Nessuno stop alla gogna mediatica. La commissione Giustizia della Camera ha respinto ieri come inammissibile un emendamento che l’avrebbe vietata, per legge, almeno quando a metterla in azione è un’autorità dello Stato, magistratura compresa, con dichiarazioni non rispettose della presunzione di non colpevolezza. A proporre la norma che avrebbe semplicemente conferito concretezza anche mediatica a un articoletto della nostra Costituzione, il 27, era stato Enrico Costa. Il deputato ora schierato sotto le insegne di Azione e vera spina nel fianco della maggioranza sulle questioni legate alla giustizia. L’emendamento era stato proposto da Costa nell’ambito dell’esame sulle “Disposizioni per l'adempimento degli obblighi derivanti dall’appartenenza dell'Italia all’Unione europea - Legge europea 2019- 2020”. Puntava a recepire nell’ordinamento italiano la direttiva sulla “presunzione d’innocenza”.

La disposizione, approvata a Bruxelles nel 2016, stabilisce che gli Stati membri debbano adottare “le misure necessarie per garantire che, fino a quando la colpevolezza di un indagato o imputato non sia stata legalmente provata, le dichiarazioni pubbliche rilasciate da autorità pubbliche e le decisioni giudiziarie diverse da quelle sulla colpevolezza non presentino la persona come colpevole”.

Il presidente della commissione Giustizia di Montecitorio, il deputato del Movimento 5 Stelle Mario Perantoni, ha dichiarato, appunto, inammissibile l’emendamento. «Ogni pretesto è buono per far imperversare la logica giustizialista che anima questa maggioranza», ha commentato a caldo l’ex viceministro della Giustizia. «Come Azione - ha aggiunto Costa - avevano presentato un emendamento alla legge europea per adeguare finalmente il nostro sistema penale ai contenuti, molto chiari, della direttiva 343 del 2016 sulla presunzione d’innocenza.

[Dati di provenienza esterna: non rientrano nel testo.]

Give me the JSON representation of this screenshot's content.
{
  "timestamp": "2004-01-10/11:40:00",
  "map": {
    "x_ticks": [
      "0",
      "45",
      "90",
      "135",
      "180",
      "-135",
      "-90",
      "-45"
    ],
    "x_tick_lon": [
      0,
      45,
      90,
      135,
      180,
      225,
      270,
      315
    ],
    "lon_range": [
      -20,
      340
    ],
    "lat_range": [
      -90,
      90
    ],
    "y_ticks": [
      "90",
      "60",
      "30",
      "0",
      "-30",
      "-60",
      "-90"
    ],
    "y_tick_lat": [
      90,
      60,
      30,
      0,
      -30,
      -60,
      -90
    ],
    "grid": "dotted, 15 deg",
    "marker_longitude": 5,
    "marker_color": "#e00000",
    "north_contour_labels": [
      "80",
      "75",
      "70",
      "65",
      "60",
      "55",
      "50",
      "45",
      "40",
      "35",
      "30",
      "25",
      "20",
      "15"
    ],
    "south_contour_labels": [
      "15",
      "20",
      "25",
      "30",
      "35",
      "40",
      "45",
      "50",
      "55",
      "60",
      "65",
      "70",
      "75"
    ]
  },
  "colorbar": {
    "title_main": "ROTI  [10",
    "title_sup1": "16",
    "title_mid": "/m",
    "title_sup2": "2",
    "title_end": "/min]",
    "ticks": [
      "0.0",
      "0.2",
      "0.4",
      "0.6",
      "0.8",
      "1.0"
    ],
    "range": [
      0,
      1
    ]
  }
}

Qualunque osservatore con un minimo di onestà intellettuale potrà notare come questi principi siano, nel nostro Paese, continuamente disattesi. Anzi, basta una dichiarazione pubblica, una conferenza stampa, un comunicato delle Procure per marchiare a fuoco un indagato, che anche ove fosse assolto, anni dopo, visti i tempi dei processi, non può recuperare la propria immagine», ha proseguito Costa. «Avremmo avuto l’occasione per intervenire, ma ancora una volta questa maggioranza si è sottratta dall’applicare principi di civiltà giuridica», ha quindi concluso Costa.